After election officials listed 109 winning candidates for parliament, all from pro-establishment parties, monitors from the Organisation for Security and Cooperation in Europe said many opposition politicians had been blocked from taking part in Sunday’s poll.
“This election was not competitive from the start,” Matteo Mecacci, an OSCE coordinator, said in the statement. “A free election depends on people being free to speak, organize and run for office, and we didn’t see that in this campaign.”
The rubber-stamp parliament will bolster the power of the authoritarian Lukashenko, who has run the ex-Soviet state since 1994. But the OSCE report is sure to increase his international isolation and lock in place poor ties with the West.
“The blatant violations in these elections make it clear to everyone that Belarus is the last dictatorship in the heart of Europe,” German Foreign Minister Guido Westerwelle said.
“Together with our European partners we will increase our efforts to push for the release of political prisoners, to strengthen Belarus civil society and to isolate President Lukashenko and his regime even more.”
Lukashenko and his inner circle are under travel and other sanctions from the United States and the European Union.
Relations with the West nosedived when he cracked down on street protests against his re-election in December 2010. Scores of his opponents were arrested. Many now either lie low after periods in jail or have fled the country.
Western monitoring agencies have not judged an election in the country of 9.5 million free and fair since 1995.
While not addressing the OSCE verdict directly, Lukashenko said he was always ready to listen to the arguments of Western governments. “But the main thing that is unacceptable to us is unnecessary ‘a priori’ pressure.”
Belarussian election officials made clear that none of the 109 elected deputies represented any of the few moderate opposition parties that had fielded candidates.
“It seems that candidates from the opposition parties do not enjoy the trust of their electorate,” Nikolai Lazovik, a senior election official, told a news conference.
The two main opposition parties, United Civic Party and the Belarussian People’s Front, had called on people to go mushrooming or fishing rather than vote, in protest at the detention of political prisoners and election fraud. The turnout was officially put at 74 percent.
Human rights bodies say several opposition activists were detained or arrested in the run-up to the poll.
Lukashenko denounced the boycott call on Sunday, calling the opposition “cowards who have nothing to say to the people”.
A report of preliminary findings published by the OSCE, which fielded 330 observers, said many prominent politicians who might have played a part in the election “remained in prison or were not eligible to register because of their criminal record”.
“We were here in 2010 when some of those people were first arrested and put in jail, and we are sad that their voices could not be heard this campaign,” Mecacci added.

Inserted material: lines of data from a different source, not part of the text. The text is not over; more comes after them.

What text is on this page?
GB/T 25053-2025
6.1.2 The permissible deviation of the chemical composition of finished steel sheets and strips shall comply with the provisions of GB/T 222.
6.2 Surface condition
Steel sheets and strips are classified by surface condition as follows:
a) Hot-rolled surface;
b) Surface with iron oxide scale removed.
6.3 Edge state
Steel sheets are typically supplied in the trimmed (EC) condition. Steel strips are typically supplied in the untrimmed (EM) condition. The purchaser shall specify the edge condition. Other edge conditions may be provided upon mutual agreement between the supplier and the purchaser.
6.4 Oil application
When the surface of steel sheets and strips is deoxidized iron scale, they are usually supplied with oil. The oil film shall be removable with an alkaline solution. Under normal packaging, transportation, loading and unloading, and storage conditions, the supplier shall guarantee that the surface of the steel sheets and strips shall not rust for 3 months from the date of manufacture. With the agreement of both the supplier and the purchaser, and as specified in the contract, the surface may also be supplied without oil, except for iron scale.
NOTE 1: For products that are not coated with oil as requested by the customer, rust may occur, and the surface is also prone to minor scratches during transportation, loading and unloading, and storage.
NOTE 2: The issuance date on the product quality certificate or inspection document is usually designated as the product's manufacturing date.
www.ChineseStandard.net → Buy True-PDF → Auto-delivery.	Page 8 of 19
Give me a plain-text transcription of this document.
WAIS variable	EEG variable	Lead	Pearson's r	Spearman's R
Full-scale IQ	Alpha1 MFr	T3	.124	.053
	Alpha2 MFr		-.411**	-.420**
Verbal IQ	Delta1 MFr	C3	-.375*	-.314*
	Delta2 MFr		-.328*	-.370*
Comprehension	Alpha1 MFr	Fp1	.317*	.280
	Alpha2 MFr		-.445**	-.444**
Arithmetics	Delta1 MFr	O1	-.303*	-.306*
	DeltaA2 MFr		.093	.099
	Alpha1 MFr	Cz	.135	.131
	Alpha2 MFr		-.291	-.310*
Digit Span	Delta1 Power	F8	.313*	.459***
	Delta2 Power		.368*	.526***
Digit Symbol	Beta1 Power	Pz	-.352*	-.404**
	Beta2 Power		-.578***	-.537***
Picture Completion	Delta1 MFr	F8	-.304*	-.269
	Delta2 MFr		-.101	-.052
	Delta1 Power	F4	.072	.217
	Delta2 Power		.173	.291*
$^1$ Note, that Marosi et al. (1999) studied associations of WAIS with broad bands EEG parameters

The OSCE also said the opposition had been severely limited in its access to state-run media, and there had sometimes been a lack of proper ballot-counting procedures.
“Coverage of the campaign did not provide a wide range of views. Candidates who called for an election boycott had their free access to media coverage denied or censored. Media coverage focused on the President and government, with minimal attention given to candidates,” it said in a statement.
”While early voting and election-day procedures were assessed positively, the process deteriorated considerably during the count.
“A significant number of observers were not given a meaningful opportunity to observe the count and evaluated the process negatively in a significant number of the polling stations observed,” it said.
The election has produced no new personalities to challenge Lukashenko’s rule. Previous parliaments have initiated little legislation independently of the presidency.
Despite U.S. and EU sanctions, which prevent Lukashenko and his inner circle travelling anywhere in the West, Belarus has weathered a currency crisis that drained it of dollars and caused two big devaluations.
Russia has provided $4.5 billion in loans and investments in exchange for access to industrial assets such as pipelines pumping Russian gas to Europe.
With the deterioration in relations with the West, Belarus has moved closer to Russia, with which it has an open border and shares a common air defence network.